Esta posição parece indicar a adesão a uma questionável teoria conspiratória. Com efeito, o entendimento majoritário indica que a globalização, de cunho neoliberal, essencialmente, diz respeito ao incessante movimento do capital especulativo pelo mundo, sua crescente acumulação e a internacionalização da produção e do comércio. Constitui, portanto, o modo atual de manifestação do capitalismo em sua evolução no decorrer do tempo. Apesar de ter sido afetada pela guerra na Ucrânia ela continua bastante vigorosa e resistente. Quanto à sugestão para combatê-la, vale lembrar que é extremamente difícil desenvolver o civismo e o patriotismo porque a globalização tende a abalar o funcionamento dos Estados Nacionais, o que favorece a precarização dos direitos de cidadania. Ademais, o individualismo decorrente da vigência de um suposto estágio pós-moderno e da presença do neoliberalismo inclina-se a levar as pessoas a se preocuparem apenas com seus interesses imediatos.
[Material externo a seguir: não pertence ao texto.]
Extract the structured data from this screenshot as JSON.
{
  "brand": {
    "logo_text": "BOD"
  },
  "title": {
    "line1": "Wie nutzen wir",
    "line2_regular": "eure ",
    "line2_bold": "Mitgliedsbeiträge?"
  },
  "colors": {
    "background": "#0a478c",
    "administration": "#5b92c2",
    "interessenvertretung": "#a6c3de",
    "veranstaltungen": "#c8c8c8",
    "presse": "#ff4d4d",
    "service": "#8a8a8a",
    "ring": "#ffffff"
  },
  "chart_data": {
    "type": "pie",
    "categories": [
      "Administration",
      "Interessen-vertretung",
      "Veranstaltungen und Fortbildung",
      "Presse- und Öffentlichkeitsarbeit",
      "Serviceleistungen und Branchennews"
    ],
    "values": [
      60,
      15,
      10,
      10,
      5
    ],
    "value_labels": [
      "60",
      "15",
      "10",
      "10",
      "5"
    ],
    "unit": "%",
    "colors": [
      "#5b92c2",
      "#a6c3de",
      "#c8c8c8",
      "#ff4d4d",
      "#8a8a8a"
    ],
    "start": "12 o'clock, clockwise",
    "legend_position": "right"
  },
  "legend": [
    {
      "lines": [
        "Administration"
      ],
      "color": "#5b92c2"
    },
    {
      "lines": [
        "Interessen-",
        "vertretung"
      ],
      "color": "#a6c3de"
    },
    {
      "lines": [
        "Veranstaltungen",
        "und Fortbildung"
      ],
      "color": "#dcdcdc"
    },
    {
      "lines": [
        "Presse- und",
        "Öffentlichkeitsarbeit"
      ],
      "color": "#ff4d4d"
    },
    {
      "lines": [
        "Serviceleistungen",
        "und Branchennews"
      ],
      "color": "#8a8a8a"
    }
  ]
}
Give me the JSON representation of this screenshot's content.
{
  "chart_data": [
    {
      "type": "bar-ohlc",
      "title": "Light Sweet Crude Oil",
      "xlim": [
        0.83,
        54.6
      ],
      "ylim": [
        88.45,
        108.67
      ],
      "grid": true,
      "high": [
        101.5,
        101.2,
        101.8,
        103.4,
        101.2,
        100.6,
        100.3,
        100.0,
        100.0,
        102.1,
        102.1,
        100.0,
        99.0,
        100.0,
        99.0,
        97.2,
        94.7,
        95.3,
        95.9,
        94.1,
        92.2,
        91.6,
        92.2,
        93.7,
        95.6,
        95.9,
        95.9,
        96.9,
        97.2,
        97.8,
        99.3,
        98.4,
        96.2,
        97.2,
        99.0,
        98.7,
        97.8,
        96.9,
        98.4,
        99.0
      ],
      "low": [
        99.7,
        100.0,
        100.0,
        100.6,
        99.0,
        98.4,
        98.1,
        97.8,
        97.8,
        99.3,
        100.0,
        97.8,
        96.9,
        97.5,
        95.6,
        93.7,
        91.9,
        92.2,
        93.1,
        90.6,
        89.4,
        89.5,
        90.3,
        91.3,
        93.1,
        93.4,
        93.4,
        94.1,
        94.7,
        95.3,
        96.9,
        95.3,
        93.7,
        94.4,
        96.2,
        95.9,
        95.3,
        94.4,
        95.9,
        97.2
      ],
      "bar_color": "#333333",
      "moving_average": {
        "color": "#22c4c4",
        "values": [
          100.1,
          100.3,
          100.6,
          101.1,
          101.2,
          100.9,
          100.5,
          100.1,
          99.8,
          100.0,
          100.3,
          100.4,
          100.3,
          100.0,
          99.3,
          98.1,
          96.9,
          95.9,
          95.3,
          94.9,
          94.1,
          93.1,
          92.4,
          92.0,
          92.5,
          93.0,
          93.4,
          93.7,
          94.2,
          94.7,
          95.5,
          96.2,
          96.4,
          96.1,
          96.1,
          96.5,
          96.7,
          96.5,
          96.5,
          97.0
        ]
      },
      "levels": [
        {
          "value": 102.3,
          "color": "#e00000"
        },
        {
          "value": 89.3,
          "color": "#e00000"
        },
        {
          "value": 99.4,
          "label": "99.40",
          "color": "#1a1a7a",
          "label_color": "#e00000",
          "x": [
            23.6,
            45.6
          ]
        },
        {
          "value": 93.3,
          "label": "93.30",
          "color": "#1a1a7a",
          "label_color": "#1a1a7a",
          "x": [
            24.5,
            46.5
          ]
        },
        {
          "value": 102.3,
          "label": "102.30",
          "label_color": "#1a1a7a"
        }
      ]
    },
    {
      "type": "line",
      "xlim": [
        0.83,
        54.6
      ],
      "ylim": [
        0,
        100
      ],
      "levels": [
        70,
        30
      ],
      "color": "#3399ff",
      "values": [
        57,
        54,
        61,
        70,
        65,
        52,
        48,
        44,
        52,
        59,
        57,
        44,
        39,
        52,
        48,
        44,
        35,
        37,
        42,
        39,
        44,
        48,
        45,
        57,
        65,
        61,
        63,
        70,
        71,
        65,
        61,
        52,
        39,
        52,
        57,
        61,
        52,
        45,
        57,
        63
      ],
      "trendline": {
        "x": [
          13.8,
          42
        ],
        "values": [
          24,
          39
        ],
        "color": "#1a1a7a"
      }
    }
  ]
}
Pelo exposto, é possível inferir que o Projeto de Nação: o Brasil em 2035 mostra que os fardados inventaram uma nova maneira de se manterem ativos na política. Revela também que, ao apresentarem uma proposta tipicamente moderna, desconsideraram a possível existência da pós-modernidade que a põe em xeque. Decidiram se inclinar para o lado do neoliberalismo que se encontra num estágio de depauperamento e optaram por atacar o avanço da globalização, vista por eles como uma ocorrência eivada de intrigas e não como uma manifestação progressiva do capitalismo.
Assim sendo parece viável dizer que os fundamentos do projeto parecem não resistir a julgamentos baseados em saberes consagrados e harmônicos aos fatos da dinâmica realidade circundante.
Antônio Carlos Will Ludwig é professor aposentado da Academia da Força Aérea, pós-doutor em Educação, e autor dos livros Democracia e Ensino Militar e A Reforma do Ensino Médio e a Formação Para a Cidadania.